Pitch tells himself he ought to leave. Ought to take his hand away from Sandy’s face. He’s won. He doesn’t need to linger. There’s nothing left he needs to do.
He frowns. He’s not listening to what he’s telling himself. “Sandy,” he whispers. He’s got him where he wanted him, doesn’t he? Dark. Diminished. Still. No, that’s not how he wanted him. That’s how he needed him, for his plan. And now that he has him this way…“Sandy,” he whispers again. What he wanted was to be able to stop fighting Sandy, to be able to get this close. And why? But he never asks why. Maybe to talk. He doesn’t really know. The wanting in him seems to well from a spring even deeper than his own heart.
“Sandy.” Sandy so bright, Sandy so beautiful. Sandy so dark, Sandy still beautiful, but cold, oh so cold. Pitch rests his head on Sandy’s shoulder and looks up to his still face. He knows he’s not dead, because their kind don’t leave bodies when they expire, but oh, oh, he’s not as he should be.
And what does Pitch want?
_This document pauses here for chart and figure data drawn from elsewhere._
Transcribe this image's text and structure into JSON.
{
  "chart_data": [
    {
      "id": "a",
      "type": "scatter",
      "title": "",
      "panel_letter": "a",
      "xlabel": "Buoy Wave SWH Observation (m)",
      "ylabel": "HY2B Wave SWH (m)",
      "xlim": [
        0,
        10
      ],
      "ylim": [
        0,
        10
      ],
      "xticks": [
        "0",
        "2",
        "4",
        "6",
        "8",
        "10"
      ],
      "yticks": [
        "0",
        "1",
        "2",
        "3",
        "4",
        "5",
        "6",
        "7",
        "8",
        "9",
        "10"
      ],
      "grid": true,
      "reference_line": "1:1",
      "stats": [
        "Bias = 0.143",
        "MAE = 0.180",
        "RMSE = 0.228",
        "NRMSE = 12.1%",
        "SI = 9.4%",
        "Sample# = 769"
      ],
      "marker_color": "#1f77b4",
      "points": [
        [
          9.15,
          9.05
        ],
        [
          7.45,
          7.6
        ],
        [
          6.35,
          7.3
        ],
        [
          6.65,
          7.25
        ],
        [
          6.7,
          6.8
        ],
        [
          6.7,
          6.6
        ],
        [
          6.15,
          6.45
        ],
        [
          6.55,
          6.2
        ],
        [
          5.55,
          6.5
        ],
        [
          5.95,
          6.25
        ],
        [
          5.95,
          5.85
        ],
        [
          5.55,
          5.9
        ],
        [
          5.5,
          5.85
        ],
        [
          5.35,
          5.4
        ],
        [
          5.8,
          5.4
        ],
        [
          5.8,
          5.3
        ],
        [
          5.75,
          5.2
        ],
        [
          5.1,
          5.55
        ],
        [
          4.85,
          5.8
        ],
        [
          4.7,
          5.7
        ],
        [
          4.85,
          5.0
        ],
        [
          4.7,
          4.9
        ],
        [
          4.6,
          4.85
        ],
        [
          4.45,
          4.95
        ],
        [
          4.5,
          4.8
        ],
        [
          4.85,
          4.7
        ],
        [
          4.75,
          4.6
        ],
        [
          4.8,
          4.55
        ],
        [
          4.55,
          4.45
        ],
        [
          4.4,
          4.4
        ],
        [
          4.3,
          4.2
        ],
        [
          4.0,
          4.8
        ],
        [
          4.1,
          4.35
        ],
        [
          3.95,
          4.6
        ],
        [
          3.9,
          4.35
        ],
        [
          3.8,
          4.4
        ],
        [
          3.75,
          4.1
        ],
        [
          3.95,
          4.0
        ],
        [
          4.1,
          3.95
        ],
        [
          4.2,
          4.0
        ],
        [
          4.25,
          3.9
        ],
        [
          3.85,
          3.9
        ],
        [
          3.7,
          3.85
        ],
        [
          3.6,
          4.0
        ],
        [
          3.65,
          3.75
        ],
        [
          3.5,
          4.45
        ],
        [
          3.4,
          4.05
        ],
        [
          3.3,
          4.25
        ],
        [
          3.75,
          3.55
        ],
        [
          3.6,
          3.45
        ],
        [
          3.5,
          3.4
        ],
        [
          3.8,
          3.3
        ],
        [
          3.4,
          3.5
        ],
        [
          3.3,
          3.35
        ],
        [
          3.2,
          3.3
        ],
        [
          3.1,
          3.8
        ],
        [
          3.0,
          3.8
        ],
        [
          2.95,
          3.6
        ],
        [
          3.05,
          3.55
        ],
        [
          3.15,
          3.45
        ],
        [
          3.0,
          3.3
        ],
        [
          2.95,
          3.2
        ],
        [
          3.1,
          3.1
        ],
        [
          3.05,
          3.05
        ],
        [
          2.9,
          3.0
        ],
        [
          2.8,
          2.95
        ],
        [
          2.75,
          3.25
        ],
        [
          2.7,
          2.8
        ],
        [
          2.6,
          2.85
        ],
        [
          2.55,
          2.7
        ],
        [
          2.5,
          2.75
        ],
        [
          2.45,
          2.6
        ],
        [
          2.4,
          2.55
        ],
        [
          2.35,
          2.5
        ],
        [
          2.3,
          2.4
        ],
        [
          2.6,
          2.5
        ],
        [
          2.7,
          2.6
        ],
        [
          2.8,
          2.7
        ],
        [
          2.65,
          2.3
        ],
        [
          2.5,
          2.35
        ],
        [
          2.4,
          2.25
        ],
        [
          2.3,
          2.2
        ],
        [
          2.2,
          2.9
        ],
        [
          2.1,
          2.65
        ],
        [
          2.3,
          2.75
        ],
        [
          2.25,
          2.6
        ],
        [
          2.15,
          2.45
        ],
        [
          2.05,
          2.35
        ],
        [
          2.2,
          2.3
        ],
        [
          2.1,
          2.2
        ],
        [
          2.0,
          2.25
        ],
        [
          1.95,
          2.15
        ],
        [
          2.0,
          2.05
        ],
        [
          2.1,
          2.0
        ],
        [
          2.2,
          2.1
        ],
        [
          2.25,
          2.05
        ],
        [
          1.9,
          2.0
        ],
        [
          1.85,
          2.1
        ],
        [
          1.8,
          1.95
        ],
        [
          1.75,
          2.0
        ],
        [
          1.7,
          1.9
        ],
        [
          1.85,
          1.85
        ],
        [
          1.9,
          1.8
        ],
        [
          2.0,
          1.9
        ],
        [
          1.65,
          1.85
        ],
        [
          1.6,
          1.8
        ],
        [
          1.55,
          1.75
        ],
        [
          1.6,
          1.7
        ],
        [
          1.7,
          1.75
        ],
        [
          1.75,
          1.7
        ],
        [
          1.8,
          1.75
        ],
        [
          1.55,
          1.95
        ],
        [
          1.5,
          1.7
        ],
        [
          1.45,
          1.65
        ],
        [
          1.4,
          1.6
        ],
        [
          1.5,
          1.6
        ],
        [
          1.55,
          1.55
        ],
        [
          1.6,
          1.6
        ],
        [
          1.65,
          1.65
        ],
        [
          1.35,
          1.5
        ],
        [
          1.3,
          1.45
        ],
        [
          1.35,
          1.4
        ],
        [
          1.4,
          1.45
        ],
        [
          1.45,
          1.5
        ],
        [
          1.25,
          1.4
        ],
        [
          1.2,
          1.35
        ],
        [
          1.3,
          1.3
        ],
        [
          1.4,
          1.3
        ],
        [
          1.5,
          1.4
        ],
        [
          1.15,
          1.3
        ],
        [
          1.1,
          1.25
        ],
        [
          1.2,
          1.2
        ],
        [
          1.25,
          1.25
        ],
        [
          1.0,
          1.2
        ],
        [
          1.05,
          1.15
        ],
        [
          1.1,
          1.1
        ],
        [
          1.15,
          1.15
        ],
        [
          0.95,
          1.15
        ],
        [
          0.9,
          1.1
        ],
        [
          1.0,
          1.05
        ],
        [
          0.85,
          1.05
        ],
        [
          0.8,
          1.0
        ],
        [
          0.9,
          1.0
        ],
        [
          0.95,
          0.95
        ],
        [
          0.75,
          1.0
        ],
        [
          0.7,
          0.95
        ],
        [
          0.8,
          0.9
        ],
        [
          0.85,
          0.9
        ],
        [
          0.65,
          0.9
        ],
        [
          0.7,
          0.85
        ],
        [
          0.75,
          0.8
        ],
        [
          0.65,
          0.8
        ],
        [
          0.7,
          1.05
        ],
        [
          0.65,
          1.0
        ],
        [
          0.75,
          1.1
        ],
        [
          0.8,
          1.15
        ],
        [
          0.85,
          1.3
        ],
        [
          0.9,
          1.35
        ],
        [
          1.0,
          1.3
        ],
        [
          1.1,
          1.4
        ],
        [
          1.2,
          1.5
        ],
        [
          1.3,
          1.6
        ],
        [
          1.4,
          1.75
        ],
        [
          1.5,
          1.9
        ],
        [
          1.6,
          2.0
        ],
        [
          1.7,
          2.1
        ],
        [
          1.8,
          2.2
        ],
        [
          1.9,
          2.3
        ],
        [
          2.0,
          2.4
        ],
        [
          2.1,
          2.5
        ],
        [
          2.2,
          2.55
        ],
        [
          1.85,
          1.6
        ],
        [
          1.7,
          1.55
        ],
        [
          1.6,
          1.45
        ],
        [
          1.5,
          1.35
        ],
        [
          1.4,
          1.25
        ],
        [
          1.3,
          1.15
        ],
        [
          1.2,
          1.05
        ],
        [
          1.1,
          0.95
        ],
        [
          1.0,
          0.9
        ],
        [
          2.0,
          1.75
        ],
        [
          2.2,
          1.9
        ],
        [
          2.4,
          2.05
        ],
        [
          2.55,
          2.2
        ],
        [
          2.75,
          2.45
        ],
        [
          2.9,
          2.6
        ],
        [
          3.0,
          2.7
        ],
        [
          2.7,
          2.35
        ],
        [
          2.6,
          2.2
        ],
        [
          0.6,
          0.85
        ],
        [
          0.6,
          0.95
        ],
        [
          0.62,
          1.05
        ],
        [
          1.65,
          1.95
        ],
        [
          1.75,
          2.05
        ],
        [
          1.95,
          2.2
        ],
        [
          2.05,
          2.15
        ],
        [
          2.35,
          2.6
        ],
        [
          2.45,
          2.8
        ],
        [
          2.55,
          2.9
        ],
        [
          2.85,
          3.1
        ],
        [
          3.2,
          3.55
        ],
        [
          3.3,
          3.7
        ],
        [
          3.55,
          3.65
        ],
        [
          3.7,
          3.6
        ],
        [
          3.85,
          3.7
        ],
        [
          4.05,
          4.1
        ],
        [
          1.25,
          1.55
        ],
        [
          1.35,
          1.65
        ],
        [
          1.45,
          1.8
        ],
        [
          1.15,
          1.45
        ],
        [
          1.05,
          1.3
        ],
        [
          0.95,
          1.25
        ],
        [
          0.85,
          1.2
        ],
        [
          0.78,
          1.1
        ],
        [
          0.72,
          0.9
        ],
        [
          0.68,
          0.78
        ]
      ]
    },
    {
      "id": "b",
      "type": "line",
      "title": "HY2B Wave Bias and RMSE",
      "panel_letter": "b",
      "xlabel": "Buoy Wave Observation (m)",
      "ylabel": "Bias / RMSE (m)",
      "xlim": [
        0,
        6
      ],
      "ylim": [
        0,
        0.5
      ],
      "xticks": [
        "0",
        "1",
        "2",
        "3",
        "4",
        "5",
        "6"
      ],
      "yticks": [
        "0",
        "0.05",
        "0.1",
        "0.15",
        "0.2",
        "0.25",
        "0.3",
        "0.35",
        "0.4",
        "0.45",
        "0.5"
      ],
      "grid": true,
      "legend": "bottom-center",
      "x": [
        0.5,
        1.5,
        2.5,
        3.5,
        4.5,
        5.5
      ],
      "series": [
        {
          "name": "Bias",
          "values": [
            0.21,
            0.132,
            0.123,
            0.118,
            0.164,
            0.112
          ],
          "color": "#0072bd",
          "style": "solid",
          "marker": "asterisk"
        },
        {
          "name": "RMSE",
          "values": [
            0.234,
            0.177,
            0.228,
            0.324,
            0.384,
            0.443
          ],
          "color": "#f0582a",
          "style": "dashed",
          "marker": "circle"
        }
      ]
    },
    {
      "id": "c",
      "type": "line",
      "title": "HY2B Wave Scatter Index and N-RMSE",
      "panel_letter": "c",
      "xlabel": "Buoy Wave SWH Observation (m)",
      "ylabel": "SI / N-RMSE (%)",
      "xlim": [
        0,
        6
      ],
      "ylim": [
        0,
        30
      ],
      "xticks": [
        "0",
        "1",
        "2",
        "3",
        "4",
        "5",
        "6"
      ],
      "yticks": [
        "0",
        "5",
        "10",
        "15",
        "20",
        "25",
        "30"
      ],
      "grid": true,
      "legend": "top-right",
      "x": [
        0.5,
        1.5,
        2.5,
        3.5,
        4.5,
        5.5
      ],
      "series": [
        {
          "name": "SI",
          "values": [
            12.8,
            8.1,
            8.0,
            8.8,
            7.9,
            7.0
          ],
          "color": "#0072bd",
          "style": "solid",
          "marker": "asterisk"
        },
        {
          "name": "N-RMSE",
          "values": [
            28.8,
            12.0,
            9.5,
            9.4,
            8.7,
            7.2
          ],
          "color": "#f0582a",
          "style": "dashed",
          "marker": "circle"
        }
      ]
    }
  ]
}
Nothing he could have. “I won. I won.” He won but when he went to take the gold medal it crumbled in his hands. Can Sandy look at him now? Can Sandy take notice of him, take his face in his hands and look into his eyes? Can he blink slow, and smile, and give him dreams like everybody else? Can he tell him he is worthy, more than a sneak-thief, more than a pest, someone who could be just as grand and shining as the rest?
The feeling in Pitch’s chest weighs on him heavy and dense as gold, but he doesn’t know enough about whys to name it for what it is.
“Sandy.” There’s only one way to wake him from a stillness like this. Pitch knows he can’t do it. He doesn’t want anyone else to try. “Tell me I won.” He kisses him softly on his cold lips.
He doesn’t think he spends too long waiting for movement that never comes.